What you’re seeing is a picture of a relatively empty street in Chengdu, China. This is the street outside of my apartment. It is usually filled with pedestrians, cars, and more pedestrians. But not today.
And no, not because of the coronavirus. It’s actually because of Spring Festival, also known as the Chinese New Year. For two days last week, it seemed everyone was carrying two pieces of luggage to the subway station and trying to get the fuck out. Sounds like a scene from a zombie movie. In actuality, everyone left to see their families because apparently families don’t live in Chengdu.
The difference in pedestrian and vehicle traffic is drastic. I’m used to traffic lightening up around the holidays. I legit get excited about going to work around Thanksgiving and the end of December. Not because work excites me. I never look forward to labor. But it is nice to earn about an extra hour of time away from the office simply because I can get to and from work 30 minutes faster.
I have never seen the streets empty out quite like this, though. Atlanta is never this desolate around the holidays. I know some of that is due to American holidays being shorter (certainly not four to seven days) and having both incoming and outgoing travelers. Regardless, seeing an otherwise busy city like Chengdu become so deserted is a shock to the system.
I actually got to sit down on the subway train. It was a wild experience, not having to stand and such. It made me uncomfortable, so I stood up anyway. People stared at me like they were offended. It’s not you, it’s just–I’m new here.
Even in the midst of a city going quiet, there is a silent panic over the coronavirus. It isn’t mayhem, akin to how Atlanta freaks out and buys every loaf of bread and gallon of milk in the city just because it may or may not snow within 24 hours. But the coronavirus’ presence is pervading.

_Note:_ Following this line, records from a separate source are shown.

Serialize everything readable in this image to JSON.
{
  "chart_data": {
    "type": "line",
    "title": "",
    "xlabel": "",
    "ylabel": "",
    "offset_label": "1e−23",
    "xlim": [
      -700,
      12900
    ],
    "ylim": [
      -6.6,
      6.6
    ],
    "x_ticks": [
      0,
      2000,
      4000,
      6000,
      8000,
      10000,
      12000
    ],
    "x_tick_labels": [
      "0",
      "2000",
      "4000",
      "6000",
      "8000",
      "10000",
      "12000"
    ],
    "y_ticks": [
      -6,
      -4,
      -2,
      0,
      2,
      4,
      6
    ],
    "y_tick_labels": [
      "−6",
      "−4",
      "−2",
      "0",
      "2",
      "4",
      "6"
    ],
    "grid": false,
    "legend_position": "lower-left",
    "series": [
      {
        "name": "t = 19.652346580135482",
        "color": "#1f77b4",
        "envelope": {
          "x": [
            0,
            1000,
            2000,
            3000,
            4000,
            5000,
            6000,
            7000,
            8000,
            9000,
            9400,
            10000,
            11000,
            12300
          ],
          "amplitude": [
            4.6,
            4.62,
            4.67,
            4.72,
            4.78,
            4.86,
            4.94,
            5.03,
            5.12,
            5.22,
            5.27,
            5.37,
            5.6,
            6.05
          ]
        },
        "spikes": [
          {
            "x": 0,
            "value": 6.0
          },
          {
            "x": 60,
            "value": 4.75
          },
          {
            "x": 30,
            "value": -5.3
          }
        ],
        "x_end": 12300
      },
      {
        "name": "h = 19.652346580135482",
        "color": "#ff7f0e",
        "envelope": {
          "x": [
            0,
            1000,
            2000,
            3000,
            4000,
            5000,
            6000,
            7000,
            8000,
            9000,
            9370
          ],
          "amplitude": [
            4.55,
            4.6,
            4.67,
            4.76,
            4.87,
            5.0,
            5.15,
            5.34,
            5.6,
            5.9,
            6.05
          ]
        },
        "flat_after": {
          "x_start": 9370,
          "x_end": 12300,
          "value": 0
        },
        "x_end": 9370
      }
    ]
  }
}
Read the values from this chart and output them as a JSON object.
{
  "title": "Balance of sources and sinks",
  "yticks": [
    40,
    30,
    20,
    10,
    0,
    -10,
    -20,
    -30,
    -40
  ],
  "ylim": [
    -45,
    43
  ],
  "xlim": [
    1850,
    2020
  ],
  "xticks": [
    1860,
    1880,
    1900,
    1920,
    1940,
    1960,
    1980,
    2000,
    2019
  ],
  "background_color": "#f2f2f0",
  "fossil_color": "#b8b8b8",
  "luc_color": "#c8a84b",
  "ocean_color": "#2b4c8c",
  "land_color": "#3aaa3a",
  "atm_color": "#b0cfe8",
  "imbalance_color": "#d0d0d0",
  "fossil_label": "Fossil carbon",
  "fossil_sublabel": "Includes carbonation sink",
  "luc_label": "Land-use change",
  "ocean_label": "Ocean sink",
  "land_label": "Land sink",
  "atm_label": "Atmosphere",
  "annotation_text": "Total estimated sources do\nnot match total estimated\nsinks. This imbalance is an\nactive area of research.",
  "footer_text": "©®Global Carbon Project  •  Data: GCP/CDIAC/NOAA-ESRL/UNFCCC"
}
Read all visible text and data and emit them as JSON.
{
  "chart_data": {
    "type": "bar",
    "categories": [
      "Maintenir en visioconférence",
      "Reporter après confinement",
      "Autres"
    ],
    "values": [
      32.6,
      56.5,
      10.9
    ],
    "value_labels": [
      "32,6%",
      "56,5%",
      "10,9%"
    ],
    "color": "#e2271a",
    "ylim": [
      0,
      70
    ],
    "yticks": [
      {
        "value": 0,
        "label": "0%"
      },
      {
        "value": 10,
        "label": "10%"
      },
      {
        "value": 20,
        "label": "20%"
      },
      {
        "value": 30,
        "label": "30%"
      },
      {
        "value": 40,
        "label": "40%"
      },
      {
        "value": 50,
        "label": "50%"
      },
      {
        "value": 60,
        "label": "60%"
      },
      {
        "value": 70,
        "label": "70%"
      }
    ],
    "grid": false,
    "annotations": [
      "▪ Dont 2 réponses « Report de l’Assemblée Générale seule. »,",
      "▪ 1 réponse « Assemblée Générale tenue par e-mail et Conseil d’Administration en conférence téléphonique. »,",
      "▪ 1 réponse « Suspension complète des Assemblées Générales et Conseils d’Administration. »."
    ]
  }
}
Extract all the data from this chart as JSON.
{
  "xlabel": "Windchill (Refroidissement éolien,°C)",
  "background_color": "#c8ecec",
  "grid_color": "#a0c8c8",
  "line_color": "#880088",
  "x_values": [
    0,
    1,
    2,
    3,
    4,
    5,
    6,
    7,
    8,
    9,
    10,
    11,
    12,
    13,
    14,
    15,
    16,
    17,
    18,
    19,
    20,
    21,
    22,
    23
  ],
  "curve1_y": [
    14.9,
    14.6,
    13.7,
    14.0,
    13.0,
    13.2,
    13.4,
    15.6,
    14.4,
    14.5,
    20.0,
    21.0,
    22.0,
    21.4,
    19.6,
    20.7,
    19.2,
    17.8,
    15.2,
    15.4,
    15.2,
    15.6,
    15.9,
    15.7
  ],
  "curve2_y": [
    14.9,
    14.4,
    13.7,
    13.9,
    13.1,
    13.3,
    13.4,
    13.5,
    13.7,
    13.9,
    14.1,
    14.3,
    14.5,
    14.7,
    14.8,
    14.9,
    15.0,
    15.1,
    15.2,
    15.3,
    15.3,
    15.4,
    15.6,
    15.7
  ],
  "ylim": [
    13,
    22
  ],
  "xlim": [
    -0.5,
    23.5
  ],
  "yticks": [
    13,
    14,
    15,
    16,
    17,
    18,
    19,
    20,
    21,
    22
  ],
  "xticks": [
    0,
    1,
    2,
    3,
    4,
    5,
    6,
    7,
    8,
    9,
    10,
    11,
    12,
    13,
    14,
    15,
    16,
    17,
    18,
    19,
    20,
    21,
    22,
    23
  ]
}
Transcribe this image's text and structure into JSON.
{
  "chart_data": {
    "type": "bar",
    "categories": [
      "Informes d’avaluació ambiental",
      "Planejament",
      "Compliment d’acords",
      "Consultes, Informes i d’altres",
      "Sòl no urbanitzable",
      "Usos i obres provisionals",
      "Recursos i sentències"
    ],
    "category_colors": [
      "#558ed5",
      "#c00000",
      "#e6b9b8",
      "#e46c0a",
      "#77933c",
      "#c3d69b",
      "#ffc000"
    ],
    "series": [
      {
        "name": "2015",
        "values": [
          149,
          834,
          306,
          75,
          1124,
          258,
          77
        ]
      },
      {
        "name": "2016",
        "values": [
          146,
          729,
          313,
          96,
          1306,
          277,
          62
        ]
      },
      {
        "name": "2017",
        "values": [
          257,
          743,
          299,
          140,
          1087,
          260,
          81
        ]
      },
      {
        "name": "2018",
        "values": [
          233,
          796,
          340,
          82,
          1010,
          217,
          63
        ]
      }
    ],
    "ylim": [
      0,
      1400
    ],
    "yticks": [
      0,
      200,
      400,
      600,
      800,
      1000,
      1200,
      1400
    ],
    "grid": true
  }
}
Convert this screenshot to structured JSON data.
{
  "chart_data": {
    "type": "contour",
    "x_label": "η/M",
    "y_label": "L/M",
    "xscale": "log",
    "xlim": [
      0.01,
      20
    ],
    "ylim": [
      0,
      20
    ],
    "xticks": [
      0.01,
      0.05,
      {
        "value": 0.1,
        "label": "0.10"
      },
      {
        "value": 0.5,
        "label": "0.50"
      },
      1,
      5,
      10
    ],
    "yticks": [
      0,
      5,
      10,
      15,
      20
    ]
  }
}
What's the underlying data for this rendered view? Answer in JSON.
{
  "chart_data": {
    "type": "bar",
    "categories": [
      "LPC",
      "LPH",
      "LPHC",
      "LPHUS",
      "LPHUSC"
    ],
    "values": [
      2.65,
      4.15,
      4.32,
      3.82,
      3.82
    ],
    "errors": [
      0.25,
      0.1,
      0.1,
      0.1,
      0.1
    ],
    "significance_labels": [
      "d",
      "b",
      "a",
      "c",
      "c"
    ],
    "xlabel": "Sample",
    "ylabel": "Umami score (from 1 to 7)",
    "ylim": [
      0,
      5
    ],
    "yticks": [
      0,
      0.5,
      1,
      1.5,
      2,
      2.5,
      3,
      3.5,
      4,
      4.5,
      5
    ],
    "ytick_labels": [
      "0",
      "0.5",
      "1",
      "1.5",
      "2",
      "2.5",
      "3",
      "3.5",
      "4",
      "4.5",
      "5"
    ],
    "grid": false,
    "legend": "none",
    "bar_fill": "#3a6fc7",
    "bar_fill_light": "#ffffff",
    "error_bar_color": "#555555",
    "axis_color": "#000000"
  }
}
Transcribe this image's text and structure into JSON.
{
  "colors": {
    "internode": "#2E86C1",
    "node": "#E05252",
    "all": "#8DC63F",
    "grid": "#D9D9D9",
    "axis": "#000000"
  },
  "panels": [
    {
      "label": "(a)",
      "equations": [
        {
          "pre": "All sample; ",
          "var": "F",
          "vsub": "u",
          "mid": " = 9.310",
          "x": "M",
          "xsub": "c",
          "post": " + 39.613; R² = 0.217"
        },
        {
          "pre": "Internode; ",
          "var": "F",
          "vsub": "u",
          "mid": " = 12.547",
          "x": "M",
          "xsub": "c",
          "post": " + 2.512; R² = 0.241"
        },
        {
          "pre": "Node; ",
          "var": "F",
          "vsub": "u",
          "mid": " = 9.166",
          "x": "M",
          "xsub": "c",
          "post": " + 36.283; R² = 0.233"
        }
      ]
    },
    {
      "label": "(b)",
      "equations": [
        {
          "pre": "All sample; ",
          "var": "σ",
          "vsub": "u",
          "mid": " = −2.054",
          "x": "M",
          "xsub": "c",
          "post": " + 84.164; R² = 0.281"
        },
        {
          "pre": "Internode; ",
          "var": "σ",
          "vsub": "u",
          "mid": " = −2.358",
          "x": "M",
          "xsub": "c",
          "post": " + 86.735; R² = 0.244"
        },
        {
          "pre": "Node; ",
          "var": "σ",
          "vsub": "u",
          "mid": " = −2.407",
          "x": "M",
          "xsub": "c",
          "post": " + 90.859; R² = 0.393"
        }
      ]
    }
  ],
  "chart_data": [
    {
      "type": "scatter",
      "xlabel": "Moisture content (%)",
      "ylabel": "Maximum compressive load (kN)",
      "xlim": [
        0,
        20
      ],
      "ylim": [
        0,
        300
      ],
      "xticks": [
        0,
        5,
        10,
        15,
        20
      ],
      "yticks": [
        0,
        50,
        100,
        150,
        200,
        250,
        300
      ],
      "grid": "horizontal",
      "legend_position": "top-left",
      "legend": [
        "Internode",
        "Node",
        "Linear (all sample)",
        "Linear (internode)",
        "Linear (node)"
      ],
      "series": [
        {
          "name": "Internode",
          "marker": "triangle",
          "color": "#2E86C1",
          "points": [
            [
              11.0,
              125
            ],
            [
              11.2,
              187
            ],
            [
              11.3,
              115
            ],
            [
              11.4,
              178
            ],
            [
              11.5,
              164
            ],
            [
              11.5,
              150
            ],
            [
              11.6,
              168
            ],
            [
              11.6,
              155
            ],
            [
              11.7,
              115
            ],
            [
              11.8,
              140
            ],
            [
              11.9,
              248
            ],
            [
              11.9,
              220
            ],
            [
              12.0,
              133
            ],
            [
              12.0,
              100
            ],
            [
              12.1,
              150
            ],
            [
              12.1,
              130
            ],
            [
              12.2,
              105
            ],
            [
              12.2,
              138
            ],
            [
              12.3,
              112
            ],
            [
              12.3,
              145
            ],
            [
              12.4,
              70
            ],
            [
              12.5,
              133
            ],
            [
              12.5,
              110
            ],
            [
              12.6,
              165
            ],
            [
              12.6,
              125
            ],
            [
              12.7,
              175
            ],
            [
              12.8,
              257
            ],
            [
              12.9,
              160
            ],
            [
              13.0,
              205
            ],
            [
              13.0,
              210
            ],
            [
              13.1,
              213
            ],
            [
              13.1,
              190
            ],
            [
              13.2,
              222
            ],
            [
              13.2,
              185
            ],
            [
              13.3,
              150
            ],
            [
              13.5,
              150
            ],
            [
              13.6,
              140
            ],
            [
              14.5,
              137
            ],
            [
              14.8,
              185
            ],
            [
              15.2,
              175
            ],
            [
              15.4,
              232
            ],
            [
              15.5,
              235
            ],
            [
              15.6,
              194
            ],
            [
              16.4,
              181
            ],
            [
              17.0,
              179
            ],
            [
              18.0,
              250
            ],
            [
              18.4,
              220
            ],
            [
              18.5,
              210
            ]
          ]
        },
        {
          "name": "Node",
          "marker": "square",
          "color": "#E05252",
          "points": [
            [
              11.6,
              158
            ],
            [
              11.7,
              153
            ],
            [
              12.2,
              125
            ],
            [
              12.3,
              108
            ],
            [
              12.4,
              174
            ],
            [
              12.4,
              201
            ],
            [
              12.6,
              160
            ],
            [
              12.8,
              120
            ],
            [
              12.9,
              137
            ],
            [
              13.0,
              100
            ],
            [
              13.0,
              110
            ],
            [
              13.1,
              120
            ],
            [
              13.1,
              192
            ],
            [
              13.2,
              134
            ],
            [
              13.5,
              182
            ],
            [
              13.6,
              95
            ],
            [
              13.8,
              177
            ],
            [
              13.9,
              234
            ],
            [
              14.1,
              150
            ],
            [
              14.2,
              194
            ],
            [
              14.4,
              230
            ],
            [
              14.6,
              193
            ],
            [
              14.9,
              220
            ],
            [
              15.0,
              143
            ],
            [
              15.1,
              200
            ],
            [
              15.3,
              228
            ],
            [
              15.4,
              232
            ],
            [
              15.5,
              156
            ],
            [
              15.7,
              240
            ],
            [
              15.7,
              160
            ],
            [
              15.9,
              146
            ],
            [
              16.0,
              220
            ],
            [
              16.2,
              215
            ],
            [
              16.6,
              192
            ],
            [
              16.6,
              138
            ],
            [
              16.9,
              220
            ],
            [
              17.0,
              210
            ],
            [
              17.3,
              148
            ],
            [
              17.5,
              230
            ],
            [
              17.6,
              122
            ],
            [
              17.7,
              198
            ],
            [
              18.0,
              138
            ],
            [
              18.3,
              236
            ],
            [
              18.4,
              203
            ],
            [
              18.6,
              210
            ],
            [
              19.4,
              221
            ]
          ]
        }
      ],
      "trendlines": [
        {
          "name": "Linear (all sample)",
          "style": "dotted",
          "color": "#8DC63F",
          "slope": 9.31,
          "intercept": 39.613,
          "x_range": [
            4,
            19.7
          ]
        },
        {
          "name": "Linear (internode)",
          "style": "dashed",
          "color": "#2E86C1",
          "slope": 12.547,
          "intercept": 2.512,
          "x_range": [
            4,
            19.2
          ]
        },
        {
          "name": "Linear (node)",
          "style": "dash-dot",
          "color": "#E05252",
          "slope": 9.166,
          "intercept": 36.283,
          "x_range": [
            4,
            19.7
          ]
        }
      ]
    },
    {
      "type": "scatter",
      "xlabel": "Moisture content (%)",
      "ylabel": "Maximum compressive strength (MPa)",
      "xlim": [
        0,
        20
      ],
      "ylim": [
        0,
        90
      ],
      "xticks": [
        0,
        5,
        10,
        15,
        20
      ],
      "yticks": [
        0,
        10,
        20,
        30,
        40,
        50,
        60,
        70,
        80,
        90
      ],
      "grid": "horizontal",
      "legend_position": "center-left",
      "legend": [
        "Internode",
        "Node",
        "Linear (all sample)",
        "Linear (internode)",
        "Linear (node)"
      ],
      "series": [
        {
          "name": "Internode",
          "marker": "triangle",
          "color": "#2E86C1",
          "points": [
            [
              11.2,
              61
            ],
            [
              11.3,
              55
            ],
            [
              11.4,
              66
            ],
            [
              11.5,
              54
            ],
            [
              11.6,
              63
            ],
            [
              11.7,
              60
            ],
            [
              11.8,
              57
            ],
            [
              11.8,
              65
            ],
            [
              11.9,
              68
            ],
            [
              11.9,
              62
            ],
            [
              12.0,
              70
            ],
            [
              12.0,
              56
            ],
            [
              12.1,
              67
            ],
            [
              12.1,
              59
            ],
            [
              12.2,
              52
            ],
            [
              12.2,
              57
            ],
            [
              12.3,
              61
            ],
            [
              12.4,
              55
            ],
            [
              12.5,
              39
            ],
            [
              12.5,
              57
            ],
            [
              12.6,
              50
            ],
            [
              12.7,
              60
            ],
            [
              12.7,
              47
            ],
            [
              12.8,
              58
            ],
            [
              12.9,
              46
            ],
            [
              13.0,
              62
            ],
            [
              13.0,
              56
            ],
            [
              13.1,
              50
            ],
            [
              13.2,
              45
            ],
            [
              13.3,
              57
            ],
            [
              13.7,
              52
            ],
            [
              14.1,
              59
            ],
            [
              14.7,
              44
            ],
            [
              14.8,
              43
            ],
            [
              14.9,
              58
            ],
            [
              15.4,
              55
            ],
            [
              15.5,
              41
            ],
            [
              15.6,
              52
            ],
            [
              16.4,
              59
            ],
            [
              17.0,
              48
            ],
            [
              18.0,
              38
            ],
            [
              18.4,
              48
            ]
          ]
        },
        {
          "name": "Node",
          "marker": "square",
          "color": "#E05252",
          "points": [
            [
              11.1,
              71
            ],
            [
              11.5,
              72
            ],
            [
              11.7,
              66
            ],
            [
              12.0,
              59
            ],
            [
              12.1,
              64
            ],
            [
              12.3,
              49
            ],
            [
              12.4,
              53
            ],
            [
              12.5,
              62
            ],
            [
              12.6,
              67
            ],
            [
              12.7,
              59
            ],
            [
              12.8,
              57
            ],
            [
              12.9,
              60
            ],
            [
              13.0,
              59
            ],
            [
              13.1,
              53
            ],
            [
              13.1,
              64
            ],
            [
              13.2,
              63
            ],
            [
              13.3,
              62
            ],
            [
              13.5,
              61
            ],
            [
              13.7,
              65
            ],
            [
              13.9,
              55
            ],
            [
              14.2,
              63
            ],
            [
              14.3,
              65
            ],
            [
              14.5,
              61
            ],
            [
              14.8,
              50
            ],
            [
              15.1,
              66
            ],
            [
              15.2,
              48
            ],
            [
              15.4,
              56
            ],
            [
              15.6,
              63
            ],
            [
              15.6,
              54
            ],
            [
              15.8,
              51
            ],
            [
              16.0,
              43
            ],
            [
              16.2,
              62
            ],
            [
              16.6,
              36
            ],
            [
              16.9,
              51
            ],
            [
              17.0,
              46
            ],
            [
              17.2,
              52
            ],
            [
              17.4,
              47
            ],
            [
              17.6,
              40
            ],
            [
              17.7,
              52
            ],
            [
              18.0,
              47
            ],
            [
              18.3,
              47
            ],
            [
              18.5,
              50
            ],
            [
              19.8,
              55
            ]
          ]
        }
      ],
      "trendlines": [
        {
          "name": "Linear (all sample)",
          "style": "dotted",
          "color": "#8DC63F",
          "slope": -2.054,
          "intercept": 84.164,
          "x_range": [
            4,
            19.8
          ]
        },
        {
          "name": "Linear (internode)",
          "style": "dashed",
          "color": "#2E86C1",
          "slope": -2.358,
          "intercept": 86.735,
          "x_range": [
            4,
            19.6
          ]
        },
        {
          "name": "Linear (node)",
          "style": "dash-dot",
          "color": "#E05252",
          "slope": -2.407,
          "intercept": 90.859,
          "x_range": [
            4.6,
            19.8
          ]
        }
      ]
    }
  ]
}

I can’t claim to know a lot about how the virus started. I just know the death toll is rising. Information is hard to come by, and the ability to tap into a VPN seems more difficult. But I have noticed everyone wearing a mask (which they weren’t before). I know DiDi (China’s Uber or Lyft) and a growing number of public venues are now requiring people to wear masks. And security guards at certain locations are recording everyone’s temperature.
At my apartment, the security placed a thermometer gun at my head when I returned from Wal-Mart. And no, not because I’m black. They are doing it to everyone who tries to enter. I show no signs of illness, so I’m good. I’m genuinely curious to know what happens if someone is found to have a high temperature.
I’ve been relatively healthy through all of this despite coming off a cold. At this point, security doesn’t even bother checking me. They just let me in and tell everyone else to move out of my way. I like that. I enjoy feeling like a VIP to my own place.
There was an officer and medial staff member ringing doorbells to note information from people. They wanted to know if anyone had come to Chengdu from another city, if they had any symptoms, etc. My lack of Mandarin made their job much harder. But, on the plus side, at least I opened my door to them. No one else on my floor could say that.
So streets that are normally empty around this time (as I’ve been told) are simultaneously surrounded by residents who have been advised to stay indoors and businesses that are closed for the impending future. Ghost town. Cooped up in my apartment is not the way I expected to spend my second week in China.